= Residue-class-wise affine group =

Group theory

In mathematics, specifically in group theory, residue-class-wise affine
groups are certain permutation groups acting on
$\mathbb{Z}$ (the integers), whose elements are bijective
residue-class-wise affine mappings.

A mapping $f: \mathbb{Z} \rightarrow \mathbb{Z}$ is called residue-class-wise affine
if there is a nonzero integer $m$ such that the restrictions of $f$
to the residue classes
(mod $m$) are all affine. This means that for any
residue class $r(m) \in \mathbb{Z}/m\mathbb{Z}$ there are coefficients
$a_{r(m)}, b_{r(m)}, c_{r(m)} \in \mathbb{Z}$
such that the restriction of the mapping $f$
to the set $r(m) = \{r + km \mid k \in \mathbb{Z}\}$ is given by

$$f|_{r(m)}: r(m) \rightarrow \mathbb{Z}, \ n \mapsto
\frac{a_{r(m)} \cdot n + b_{r(m)}}{c_{r(m)}}.$$

Residue-class-wise affine groups are countable, and they are accessible
to computational investigations.
Many of them act multiply transitively on $\mathbb{Z}$ or on subsets thereof.

A particularly basic type of residue-class-wise affine permutations are the
class transpositions: given disjoint residue classes $r_1(m_1)$
and $r_2(m_2)$, the corresponding class transposition is the permutation
of $\mathbb{Z}$ which interchanges $r_1+km_1$ and
$r_2+km_2$ for every $k \in \mathbb{Z}$ and which
fixes everything else. Here it is assumed that
$0 \leq r_1 < m_1$ and that $0 \leq r_2 < m_2$.

The set of all class transpositions of $\mathbb{Z}$ generates
a countable simple group which has the following properties:

- It is not finitely generated.
- Every finite group, every free product of finite groups and every free group of finite rank embeds into it.
- The class of its subgroups is closed under taking direct products, under taking wreath products with finite groups, and under taking restricted wreath products with the infinite cyclic group.
- It has finitely generated subgroups which do not have finite presentations.
- It has finitely generated subgroups with algorithmically unsolvable membership problem.
- It has an uncountable series of simple subgroups which is parametrized by the sets of odd primes.

It is straightforward to generalize the notion of a residue-class-wise affine group
to groups acting on suitable rings other than $\mathbb{Z}$,
though only little work in this direction has been done so far.

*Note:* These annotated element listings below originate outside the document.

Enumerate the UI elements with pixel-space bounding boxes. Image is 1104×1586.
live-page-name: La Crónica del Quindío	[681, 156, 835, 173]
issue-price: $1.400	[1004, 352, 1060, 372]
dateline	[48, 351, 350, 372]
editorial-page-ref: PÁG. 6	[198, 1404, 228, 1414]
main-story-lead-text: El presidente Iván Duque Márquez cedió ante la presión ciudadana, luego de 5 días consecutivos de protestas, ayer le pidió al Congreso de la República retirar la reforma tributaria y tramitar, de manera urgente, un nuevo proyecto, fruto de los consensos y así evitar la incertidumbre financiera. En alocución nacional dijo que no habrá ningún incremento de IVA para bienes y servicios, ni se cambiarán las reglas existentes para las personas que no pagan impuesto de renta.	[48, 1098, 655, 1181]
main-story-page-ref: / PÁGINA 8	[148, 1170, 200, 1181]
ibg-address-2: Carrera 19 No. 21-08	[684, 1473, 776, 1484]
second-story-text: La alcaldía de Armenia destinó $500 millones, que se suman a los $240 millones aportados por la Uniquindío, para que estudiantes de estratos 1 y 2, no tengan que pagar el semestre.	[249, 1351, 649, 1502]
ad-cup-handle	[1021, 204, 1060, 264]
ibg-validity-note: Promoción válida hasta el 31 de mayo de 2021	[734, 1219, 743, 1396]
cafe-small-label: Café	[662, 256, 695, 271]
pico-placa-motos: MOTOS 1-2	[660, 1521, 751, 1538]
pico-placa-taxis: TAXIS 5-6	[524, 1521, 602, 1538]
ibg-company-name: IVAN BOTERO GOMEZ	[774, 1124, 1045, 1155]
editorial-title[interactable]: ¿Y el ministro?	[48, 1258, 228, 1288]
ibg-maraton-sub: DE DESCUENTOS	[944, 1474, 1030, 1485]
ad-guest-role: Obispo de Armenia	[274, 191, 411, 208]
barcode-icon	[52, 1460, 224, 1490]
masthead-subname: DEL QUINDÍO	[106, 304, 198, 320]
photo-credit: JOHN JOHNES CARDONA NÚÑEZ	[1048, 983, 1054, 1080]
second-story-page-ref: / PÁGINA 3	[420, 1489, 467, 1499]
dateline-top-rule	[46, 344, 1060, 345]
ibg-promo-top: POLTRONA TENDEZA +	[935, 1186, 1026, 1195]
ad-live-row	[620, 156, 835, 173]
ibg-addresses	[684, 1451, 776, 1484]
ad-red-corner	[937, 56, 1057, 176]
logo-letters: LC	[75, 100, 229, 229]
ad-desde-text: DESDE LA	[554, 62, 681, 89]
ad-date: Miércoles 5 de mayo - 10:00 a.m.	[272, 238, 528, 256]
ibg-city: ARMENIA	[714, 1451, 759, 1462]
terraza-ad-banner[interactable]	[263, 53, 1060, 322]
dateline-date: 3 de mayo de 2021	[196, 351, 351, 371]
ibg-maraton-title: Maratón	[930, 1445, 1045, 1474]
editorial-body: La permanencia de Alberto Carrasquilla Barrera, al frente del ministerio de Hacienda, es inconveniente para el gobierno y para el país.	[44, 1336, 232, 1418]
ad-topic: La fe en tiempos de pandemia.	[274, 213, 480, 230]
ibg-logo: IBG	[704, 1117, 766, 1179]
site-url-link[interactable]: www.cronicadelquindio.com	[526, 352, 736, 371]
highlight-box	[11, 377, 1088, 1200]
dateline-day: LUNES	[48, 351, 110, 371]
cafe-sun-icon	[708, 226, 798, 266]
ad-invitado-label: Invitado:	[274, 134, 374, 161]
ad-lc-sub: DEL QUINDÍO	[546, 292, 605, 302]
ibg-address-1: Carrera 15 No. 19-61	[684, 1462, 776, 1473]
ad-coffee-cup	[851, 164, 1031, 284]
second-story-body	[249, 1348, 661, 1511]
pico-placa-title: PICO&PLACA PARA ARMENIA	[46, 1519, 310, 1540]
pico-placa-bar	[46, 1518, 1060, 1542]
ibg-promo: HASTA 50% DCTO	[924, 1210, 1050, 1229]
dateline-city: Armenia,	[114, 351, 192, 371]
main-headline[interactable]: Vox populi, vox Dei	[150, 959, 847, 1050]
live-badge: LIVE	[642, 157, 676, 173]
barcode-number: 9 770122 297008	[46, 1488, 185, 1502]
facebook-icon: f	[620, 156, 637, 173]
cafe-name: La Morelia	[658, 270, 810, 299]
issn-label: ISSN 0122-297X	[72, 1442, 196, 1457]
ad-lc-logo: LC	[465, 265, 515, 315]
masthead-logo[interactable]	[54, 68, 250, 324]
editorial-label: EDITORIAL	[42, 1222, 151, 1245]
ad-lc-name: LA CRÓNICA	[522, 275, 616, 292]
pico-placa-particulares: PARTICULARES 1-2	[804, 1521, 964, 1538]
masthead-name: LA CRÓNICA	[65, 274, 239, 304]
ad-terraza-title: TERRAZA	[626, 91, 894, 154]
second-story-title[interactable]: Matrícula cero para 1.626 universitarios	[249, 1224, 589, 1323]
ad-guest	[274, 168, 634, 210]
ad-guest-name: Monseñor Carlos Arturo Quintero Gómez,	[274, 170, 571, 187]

See also the Collatz conjecture, which is an assertion about a surjective,
but not injective residue-class-wise affine mapping.

== References and external links ==

- Stefan Kohl. Restklassenweise affine Gruppen. Dissertation, Universität Stuttgart, 2005. Archivserver der Deutschen Nationalbibliothek OPUS-Datenbank(Universität Stuttgart)
- Stefan Kohl. RCWA – Residue-Class-Wise Affine Groups. GAP package. 2005.
- Stefan Kohl. A Simple Group Generated by Involutions Interchanging Residue Classes of the Integers. Math. Z. 264 (2010), no. 4, 927–938.